The East tightens its grip
From East to West, student uprisings sparked larger events. In Poland, the regime had begun a program of censorship, but in early 1968, the banning of a play considered to go against Soviet doctrine provoked student anger.
The government decided to employ a forceful response. The purge turned into a settling of scores, taking on an anti-Semitic tone, and paved the way for rise of General Wojciech Jaruzelski, the last leader of Communist Poland.
In Czechoslovakia, the restraint (or “socialism with a human face”) introduced at the start of 1968 by Alexander Dubcek ended in a bloodbath on Aug. 21. The Prague Spring was silenced by the Warsaw Pact and Soviet troops. The USSR did not tolerate liberalization in politics, such as freedom of the press, of speech and of movement.
The West opens up
While the Eastern governments cracked down on the movements in their countries, a world away there was a different reaction. At the start of 1968, the Federal Republic of Germany — West Germany — students were rebelling against social customs on university campuses. “Down with academic authoritarianism” and “power to the students”, they shouted.
The days when Chancellor Ludwig Erhard could appease students with the line, “prosperity is for everyone,” were over. The protesters raised numerous demands, including an end to their father’s silence about the Second World War and Nazism, and for the modernization of society. An attempt on the life of student leader Rudi Dutschke on April 11 was the catalyst. Five thousand people marched on the Springer Press Group’s building in Berlin, and the editor of Bild was accused of spreading false information about the student movements.
No Western country was spared violent events. In the United States, Martin Luther King, a Baptist minister and civil rights leader, was assassinated at a Memphis motel on April 4, 1968. It was a tremendous shock to Americans. Student movements became very agitated, and the state of California burned with anger during the summer. Clashes broke out between police and students at the University of California in Berkeley. Ronald Reagan, then the state’s governor, even declared a state of emergency. Curfew was set for everyone.
In France, this wave of popular reaction was no different. France’s May ‘68 is famous for its revolts, barricades, general strikes and factory occupations.
We know much less, however, about the riots that also shook Japan. Japanese students protested against the Vietnam War and US foreign policy. They also called for social change at home by occupying universities and taking over the streets.

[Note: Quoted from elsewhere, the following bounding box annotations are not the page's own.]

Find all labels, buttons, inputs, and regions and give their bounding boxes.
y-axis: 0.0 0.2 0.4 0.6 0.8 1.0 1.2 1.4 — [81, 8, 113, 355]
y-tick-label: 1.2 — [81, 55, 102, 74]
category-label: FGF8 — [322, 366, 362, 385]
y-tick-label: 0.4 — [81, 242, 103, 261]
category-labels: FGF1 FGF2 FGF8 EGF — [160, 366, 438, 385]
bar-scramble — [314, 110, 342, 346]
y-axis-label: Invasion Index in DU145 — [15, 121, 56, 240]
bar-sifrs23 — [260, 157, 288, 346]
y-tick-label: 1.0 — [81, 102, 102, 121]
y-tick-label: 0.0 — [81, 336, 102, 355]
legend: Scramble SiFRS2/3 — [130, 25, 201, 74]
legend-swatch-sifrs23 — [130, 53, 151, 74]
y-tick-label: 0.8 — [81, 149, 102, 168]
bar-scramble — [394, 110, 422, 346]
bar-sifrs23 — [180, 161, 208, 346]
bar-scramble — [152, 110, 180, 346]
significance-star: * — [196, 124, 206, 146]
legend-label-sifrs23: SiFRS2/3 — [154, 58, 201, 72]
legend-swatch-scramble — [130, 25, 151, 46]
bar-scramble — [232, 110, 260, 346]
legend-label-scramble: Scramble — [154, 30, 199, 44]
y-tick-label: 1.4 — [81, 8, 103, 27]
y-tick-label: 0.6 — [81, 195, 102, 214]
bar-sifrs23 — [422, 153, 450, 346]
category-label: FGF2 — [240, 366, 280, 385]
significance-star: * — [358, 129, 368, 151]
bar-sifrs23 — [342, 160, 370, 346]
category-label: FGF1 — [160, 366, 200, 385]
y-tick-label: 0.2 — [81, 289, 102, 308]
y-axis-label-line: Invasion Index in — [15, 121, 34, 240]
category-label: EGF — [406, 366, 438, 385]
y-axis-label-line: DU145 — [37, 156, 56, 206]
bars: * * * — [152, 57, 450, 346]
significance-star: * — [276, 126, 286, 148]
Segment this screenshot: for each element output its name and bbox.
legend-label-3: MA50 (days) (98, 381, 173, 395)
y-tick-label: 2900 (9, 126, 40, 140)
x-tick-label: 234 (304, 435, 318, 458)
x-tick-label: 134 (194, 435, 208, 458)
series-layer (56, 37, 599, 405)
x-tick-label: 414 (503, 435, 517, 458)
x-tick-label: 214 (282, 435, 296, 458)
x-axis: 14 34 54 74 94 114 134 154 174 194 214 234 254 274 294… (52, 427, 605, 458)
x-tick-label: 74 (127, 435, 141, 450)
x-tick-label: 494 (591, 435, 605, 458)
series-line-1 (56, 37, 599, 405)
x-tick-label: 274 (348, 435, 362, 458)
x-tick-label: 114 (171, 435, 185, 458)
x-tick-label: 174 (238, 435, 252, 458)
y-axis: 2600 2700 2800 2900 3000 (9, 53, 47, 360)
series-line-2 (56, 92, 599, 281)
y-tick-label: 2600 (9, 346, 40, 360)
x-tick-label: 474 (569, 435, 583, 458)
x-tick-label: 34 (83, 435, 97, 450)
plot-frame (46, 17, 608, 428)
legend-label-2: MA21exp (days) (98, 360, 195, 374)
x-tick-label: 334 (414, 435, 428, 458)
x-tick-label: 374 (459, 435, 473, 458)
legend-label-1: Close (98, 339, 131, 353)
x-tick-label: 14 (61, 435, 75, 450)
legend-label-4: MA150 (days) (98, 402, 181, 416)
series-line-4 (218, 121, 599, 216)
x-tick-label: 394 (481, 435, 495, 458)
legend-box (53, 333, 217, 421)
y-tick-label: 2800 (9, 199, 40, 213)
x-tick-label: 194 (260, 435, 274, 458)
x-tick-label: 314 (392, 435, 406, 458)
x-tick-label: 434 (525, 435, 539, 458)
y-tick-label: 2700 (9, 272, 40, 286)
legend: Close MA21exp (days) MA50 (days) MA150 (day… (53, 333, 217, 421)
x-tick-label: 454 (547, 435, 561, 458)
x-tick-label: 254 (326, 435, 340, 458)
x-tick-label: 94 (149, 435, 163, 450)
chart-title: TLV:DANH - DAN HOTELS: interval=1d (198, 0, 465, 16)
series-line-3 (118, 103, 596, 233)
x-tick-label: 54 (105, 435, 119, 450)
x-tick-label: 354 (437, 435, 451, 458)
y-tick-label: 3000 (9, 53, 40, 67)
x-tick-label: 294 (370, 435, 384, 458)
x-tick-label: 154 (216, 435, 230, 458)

Across the Pacific Ocean, Mexico was to host the Olympic Games. President Diaz Ordaz refused to let his authority be questioned, especially when Latin America was about to host its first Olympics. But students would not relent and demanded greater liberty. Battles with police multiplied and intensified. On October 2, 1968, the governor fired on a crowd of more than 10,000 students in Mexico City’s Plaza de las Tres Culturas in the Tlatelolco neighborhood. Hundreds were killed. The following day, renowned Italian journalist Oriana Fallaci wrote, “It is the first time in my career that I see soldiers shoot at a defenceless and unarmed crowd.”